The place was a rental when we moved next door twenty years ago, that house. It had been stuccoed over, a thing you do when you don’t feel like pointing old red brick, and four young people lived there. They were pretty messed up on drugs. They moved out, and a woman moved in with her son. She was, I’m pretty sure, a drunk, but eventually she moved out because the landlord wouldn’t fix the roof leak.
Then a cheerful crew of non-English-speaking guys showed up and renovated it, top to bottom, and the owner put it on the market. A realtor invited me in to look during an open house. “You’re not gonna believe this,” she said sardonically, and I didn’t, because everything was crooked and off-kilter. No one had used a level in the whole undertaking. It was also ugly, with that manufactured flooring that looks like it has fossilized. But now the back yard looked nice–new fencing, and a pressure-treated raised floor. (Rats lived underneath the deck and ate the bird seed I put out, but you can’t have everything.)
Thehouse sat.
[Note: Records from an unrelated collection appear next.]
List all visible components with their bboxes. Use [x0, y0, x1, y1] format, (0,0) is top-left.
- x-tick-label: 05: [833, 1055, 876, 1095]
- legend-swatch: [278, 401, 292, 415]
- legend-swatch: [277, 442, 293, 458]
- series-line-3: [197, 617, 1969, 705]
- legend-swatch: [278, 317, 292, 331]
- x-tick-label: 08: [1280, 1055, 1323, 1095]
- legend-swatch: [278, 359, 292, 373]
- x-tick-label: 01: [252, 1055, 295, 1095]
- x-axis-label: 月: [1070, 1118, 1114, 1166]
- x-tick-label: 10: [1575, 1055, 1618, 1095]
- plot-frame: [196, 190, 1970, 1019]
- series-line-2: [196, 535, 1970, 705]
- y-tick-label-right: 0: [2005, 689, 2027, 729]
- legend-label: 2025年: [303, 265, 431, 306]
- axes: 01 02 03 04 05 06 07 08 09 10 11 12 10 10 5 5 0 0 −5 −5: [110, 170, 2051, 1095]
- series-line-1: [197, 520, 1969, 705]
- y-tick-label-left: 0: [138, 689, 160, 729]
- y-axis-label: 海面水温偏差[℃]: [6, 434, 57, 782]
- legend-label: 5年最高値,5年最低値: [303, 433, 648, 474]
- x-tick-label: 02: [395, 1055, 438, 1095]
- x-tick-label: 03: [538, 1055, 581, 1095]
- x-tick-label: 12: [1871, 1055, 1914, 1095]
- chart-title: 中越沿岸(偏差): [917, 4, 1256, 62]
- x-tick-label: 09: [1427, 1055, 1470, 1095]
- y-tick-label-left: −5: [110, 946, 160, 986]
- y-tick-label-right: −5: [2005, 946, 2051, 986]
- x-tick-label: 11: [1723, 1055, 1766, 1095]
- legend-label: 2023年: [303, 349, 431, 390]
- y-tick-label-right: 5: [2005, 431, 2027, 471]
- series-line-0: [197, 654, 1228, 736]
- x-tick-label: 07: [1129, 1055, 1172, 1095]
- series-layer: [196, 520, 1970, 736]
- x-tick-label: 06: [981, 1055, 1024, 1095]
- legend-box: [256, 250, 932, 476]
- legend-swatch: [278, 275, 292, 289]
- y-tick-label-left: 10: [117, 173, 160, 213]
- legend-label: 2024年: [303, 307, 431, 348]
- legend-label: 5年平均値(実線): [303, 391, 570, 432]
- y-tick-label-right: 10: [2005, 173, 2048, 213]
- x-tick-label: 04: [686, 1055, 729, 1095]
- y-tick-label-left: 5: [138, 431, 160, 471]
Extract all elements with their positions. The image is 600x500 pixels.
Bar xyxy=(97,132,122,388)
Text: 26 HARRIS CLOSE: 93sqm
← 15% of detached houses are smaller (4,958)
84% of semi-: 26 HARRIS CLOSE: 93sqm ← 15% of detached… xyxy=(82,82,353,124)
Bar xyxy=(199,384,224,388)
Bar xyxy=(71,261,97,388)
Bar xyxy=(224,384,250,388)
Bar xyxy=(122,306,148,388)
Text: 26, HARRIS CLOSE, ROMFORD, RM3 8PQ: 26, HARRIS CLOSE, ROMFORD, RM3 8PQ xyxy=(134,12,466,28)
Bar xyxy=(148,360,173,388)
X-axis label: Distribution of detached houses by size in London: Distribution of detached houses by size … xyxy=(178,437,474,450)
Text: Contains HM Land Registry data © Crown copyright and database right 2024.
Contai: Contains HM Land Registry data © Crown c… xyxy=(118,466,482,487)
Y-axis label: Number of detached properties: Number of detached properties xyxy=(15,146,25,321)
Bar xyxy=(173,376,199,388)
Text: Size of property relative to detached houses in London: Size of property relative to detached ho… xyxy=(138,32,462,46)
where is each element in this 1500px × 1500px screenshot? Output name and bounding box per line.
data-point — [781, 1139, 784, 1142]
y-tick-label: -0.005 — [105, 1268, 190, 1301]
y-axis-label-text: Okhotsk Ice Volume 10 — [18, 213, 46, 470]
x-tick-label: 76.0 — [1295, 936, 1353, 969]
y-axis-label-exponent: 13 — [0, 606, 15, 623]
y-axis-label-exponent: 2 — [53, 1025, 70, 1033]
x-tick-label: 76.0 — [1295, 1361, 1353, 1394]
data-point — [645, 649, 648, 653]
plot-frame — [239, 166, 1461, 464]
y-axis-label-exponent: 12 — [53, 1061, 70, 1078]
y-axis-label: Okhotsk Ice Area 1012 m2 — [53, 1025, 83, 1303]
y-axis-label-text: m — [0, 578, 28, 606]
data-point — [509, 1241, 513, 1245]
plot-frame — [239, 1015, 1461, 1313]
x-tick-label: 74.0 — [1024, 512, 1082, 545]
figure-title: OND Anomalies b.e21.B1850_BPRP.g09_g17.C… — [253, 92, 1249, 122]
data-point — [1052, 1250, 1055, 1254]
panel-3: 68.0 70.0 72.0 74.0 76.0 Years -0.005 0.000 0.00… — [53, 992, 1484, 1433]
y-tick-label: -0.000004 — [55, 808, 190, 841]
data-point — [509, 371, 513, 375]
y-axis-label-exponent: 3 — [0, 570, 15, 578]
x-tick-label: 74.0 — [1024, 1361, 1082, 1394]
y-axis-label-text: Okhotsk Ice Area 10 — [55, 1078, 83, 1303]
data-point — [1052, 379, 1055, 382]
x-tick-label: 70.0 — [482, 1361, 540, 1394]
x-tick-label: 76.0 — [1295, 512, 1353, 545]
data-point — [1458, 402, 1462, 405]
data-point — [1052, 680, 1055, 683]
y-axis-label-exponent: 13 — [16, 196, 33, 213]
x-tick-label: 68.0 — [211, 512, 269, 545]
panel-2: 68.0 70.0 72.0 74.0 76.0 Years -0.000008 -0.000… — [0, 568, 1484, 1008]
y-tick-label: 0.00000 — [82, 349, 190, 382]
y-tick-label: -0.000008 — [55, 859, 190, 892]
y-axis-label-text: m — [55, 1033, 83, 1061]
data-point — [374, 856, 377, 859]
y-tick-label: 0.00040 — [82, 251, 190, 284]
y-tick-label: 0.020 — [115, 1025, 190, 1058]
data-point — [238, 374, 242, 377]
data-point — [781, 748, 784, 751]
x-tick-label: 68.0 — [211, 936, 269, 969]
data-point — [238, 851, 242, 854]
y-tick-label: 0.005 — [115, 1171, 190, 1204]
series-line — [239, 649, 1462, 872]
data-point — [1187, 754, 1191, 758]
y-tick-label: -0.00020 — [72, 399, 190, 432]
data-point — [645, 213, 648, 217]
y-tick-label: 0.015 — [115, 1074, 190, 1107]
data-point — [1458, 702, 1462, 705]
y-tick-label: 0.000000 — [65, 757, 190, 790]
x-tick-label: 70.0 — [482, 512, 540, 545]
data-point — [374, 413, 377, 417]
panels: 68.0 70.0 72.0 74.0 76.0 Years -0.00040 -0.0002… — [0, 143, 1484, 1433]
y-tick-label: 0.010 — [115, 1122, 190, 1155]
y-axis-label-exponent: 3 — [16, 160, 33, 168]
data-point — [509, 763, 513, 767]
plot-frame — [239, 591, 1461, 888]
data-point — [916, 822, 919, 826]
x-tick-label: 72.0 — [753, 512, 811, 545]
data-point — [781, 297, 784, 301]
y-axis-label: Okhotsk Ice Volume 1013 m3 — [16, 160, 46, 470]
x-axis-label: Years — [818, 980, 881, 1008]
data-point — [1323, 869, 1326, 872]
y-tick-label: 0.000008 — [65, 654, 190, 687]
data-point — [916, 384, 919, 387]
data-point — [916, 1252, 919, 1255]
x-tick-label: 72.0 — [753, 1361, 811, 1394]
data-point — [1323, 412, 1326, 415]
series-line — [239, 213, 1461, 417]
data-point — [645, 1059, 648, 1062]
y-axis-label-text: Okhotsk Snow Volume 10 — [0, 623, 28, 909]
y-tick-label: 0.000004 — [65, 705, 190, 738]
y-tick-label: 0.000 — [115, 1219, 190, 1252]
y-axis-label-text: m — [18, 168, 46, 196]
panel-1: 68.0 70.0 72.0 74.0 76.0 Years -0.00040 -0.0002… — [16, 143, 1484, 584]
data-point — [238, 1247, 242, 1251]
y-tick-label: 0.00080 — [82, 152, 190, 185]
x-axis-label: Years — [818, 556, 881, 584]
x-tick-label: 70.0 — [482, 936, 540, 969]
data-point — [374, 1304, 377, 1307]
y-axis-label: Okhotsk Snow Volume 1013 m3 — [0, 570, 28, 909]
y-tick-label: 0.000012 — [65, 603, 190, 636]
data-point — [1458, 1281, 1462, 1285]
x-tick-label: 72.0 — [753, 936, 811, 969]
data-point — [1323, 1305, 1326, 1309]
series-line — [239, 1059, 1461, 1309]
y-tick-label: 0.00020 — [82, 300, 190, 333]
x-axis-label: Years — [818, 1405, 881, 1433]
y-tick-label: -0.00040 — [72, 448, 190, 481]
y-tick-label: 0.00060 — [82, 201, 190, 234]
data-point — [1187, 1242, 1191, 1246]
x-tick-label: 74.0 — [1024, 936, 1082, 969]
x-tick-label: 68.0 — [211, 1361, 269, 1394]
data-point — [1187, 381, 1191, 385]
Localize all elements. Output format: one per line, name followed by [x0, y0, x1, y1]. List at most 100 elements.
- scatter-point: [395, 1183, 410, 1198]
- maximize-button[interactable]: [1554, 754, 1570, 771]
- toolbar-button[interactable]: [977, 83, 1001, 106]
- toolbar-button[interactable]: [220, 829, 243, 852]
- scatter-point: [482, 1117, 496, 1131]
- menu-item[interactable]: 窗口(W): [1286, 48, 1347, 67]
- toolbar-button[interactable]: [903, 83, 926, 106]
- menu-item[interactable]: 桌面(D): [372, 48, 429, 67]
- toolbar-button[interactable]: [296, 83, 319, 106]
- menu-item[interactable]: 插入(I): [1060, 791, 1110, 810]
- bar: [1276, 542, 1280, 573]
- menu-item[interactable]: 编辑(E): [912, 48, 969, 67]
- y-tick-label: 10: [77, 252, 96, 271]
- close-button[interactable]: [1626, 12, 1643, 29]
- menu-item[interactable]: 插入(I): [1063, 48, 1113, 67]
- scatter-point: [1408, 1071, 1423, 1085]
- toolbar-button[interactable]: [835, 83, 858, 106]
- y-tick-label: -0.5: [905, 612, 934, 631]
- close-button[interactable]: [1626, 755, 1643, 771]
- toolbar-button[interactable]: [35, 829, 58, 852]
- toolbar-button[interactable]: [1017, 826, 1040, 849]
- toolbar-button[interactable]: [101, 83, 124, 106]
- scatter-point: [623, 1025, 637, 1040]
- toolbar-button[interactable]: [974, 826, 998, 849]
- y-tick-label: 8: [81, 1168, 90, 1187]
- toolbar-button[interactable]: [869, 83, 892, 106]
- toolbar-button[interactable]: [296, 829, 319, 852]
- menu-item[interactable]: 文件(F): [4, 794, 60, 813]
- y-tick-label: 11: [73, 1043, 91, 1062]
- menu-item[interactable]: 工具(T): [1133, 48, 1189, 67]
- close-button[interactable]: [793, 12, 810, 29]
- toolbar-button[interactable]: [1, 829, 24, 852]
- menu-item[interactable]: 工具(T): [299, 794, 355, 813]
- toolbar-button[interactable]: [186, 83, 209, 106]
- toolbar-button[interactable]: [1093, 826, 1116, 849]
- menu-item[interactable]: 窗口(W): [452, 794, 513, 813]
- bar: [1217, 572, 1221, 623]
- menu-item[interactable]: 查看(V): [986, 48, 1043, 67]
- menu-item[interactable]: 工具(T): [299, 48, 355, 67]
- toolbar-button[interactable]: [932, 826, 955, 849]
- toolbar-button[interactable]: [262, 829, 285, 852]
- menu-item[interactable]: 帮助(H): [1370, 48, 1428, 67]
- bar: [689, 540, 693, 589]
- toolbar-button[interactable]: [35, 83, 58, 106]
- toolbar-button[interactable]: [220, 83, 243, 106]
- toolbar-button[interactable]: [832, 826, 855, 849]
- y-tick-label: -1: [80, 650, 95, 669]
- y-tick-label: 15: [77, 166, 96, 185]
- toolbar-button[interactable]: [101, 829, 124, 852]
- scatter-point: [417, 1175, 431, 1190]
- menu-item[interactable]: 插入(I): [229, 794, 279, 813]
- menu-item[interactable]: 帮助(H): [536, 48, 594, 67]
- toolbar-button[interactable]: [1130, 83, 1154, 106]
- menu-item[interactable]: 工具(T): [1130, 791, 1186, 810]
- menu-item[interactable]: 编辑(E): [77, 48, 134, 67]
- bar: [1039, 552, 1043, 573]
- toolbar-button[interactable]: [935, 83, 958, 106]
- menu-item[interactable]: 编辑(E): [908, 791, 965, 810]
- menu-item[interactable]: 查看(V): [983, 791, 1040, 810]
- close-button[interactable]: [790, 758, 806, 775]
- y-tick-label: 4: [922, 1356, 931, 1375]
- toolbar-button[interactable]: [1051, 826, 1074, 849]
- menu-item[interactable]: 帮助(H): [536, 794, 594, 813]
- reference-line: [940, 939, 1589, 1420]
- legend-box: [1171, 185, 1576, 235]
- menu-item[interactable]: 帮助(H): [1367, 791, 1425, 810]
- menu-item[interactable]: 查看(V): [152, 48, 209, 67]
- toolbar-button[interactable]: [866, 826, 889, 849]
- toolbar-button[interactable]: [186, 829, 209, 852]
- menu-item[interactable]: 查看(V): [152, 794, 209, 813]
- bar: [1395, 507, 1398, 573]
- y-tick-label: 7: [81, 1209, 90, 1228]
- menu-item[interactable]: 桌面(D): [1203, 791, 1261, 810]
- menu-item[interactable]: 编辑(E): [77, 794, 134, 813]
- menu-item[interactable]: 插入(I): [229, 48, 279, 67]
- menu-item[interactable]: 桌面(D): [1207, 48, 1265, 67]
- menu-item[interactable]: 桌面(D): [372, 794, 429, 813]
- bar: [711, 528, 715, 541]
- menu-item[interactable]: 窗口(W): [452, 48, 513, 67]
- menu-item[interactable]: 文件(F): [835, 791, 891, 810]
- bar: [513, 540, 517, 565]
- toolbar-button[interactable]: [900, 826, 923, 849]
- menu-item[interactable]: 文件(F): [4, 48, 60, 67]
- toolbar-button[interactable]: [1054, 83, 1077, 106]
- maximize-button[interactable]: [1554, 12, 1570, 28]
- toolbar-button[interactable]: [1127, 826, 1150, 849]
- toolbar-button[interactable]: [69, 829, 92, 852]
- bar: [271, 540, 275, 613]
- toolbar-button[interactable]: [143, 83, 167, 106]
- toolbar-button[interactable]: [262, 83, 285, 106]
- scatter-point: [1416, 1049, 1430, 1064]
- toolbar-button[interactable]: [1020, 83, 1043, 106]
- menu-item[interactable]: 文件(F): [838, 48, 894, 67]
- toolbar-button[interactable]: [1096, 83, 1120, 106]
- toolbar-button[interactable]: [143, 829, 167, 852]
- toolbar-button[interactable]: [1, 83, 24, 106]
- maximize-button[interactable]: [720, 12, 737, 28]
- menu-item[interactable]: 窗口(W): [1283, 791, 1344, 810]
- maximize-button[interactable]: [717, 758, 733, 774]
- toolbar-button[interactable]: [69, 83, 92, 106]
It didn’t sell. It was an AirBNB for a couple of years, and there was one party there that was a doozy, with the cops coming three times. From time to time neighborhood people moved in briefly. The owner advertised it for rent. There were some well-dressed ladies there last weekend, overnight, because you can’t tell from the listing that “Art Museum Area” doesn’t always mean “fancy.”
And now someone’s ripping out the deck.
You tell me, does anyone know what they’re doing in this situation?
I sure as hell don’t know, but I don’t sit in my house worrying. I go outside in my bare feet, and talk to strangers about it, and then I make it into a story.
That’s the other thing I do when I screw up, and that’s “make it into a story.” I have some awesome failure stories, some of them about my own failures and some of them about the disasters of other people, and I find it comforting that no one ever actually seems to know what they’re doing. Except those people who live to explain things, and they’re usually full of soup.
At any rate, I have lots of stories to tell my nervous friend whenever she suspects other people have a clue.